同じ大学の別の学部に通っているが、お互いに3年生まではフル単位を目指しているので、割と登校日がかぶっている。
なので授業の時間が被った日は一緒に登校したり、一緒に学食でランチを取ったりしている。
今もランチ中だ。
サオリは私がゲームにハマっていること、さらに推しのプロ選手がいることも知っている。
さらに、ゲームプレイや推しの動画配信視聴が原因で、寝不足の日があることも認識してくれている。
「ゲームもいいけど、もう少しで前期末のテストだよ。せっかくいい成績残せてるんだから、今回も頑張らなきゃ!」
とサオリに言われてしまった。
2人とも実家住みでアルバイトも周りに比べると少ない。
さらに、授業は真面目に受けているし、課題もしっかりしている。
そのため、2人とも今まで好成績を残せているのだ。
このことから2人は「卒業までこのまま成績キープし続けよう」という小さな目標を立てている。

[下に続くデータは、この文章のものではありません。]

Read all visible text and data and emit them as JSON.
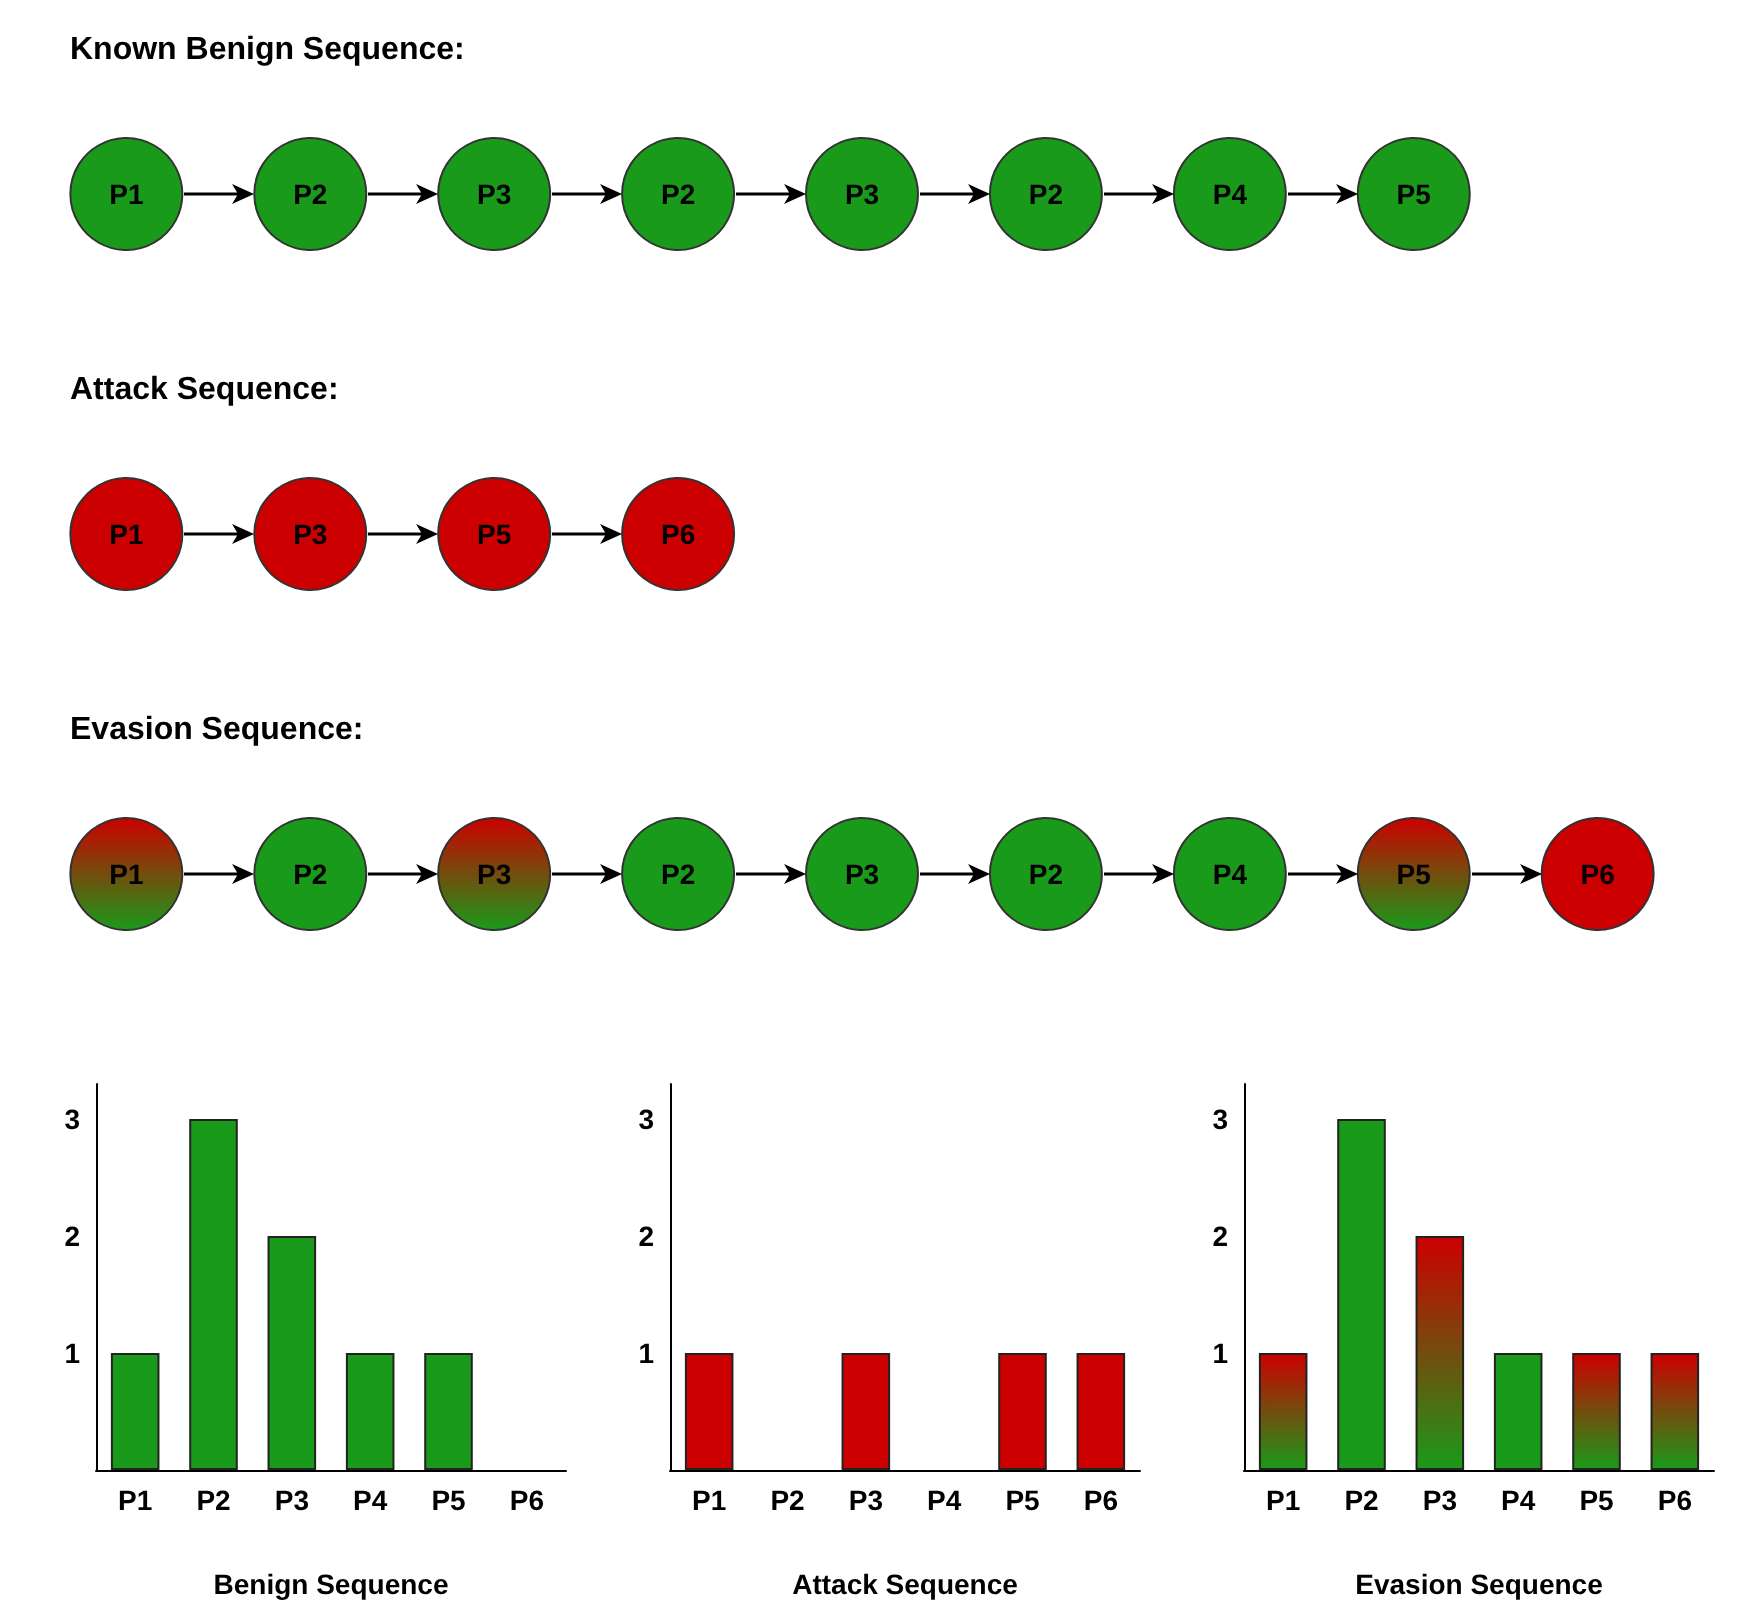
{
  "chart_data": [
    {
      "type": "other",
      "title": "Known Benign Sequence:",
      "categories": [
        "P1",
        "P2",
        "P3",
        "P2",
        "P3",
        "P2",
        "P4",
        "P5"
      ],
      "colors": [
        "#1a9a1a",
        "#1a9a1a",
        "#1a9a1a",
        "#1a9a1a",
        "#1a9a1a",
        "#1a9a1a",
        "#1a9a1a",
        "#1a9a1a"
      ]
    },
    {
      "type": "other",
      "title": "Attack Sequence:",
      "categories": [
        "P1",
        "P3",
        "P5",
        "P6"
      ],
      "colors": [
        "#cc0000",
        "#cc0000",
        "#cc0000",
        "#cc0000"
      ]
    },
    {
      "type": "other",
      "title": "Evasion Sequence:",
      "categories": [
        "P1",
        "P2",
        "P3",
        "P2",
        "P3",
        "P2",
        "P4",
        "P5",
        "P6"
      ],
      "colors": [
        [
          "#cc0000",
          "#1a9a1a"
        ],
        "#1a9a1a",
        [
          "#cc0000",
          "#1a9a1a"
        ],
        "#1a9a1a",
        "#1a9a1a",
        "#1a9a1a",
        "#1a9a1a",
        [
          "#cc0000",
          "#1a9a1a"
        ],
        "#cc0000"
      ]
    },
    {
      "type": "bar",
      "xlabel": "Benign Sequence",
      "categories": [
        "P1",
        "P2",
        "P3",
        "P4",
        "P5",
        "P6"
      ],
      "values": [
        1,
        3,
        2,
        1,
        1,
        null
      ],
      "colors": [
        "#1a9a1a",
        "#1a9a1a",
        "#1a9a1a",
        "#1a9a1a",
        "#1a9a1a",
        "#1a9a1a"
      ],
      "ylim": [
        0,
        3.3
      ],
      "yticks": [
        1,
        2,
        3
      ],
      "grid": false
    },
    {
      "type": "bar",
      "xlabel": "Attack Sequence",
      "categories": [
        "P1",
        "P2",
        "P3",
        "P4",
        "P5",
        "P6"
      ],
      "values": [
        1,
        null,
        1,
        null,
        1,
        1
      ],
      "colors": [
        "#cc0000",
        "#cc0000",
        "#cc0000",
        "#cc0000",
        "#cc0000",
        "#cc0000"
      ],
      "ylim": [
        0,
        3.3
      ],
      "yticks": [
        1,
        2,
        3
      ],
      "grid": false
    },
    {
      "type": "bar",
      "xlabel": "Evasion Sequence",
      "categories": [
        "P1",
        "P2",
        "P3",
        "P4",
        "P5",
        "P6"
      ],
      "values": [
        1,
        3,
        2,
        1,
        1,
        1
      ],
      "colors": [
        [
          "#cc0000",
          "#1a9a1a"
        ],
        "#1a9a1a",
        [
          "#cc0000",
          "#1a9a1a"
        ],
        "#1a9a1a",
        [
          "#cc0000",
          "#1a9a1a"
        ],
        [
          "#cc0000",
          "#1a9a1a"
        ]
      ],
      "ylim": [
        0,
        3.3
      ],
      "yticks": [
        1,
        2,
        3
      ],
      "grid": false
    }
  ]
}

「わかってるよー。テスト終わったら夏休みだし、頑張らなきゃ」
と私。
今年の夏休みは何しようか、そろそろ決めてもいいかもね。
「ミカ、私次の授業の教室、食堂から遠いから早めに向かいたいな」
「あ!私もB棟だから一緒に行く!
残りのサンドイッチすぐ食べるからもうちょっと待って」
昼ごはん中だった私は、急いで残りのサンドイッチを頬張る。
そんな風に会話をしながら、私たちは次の授業に向けて準備を始めた。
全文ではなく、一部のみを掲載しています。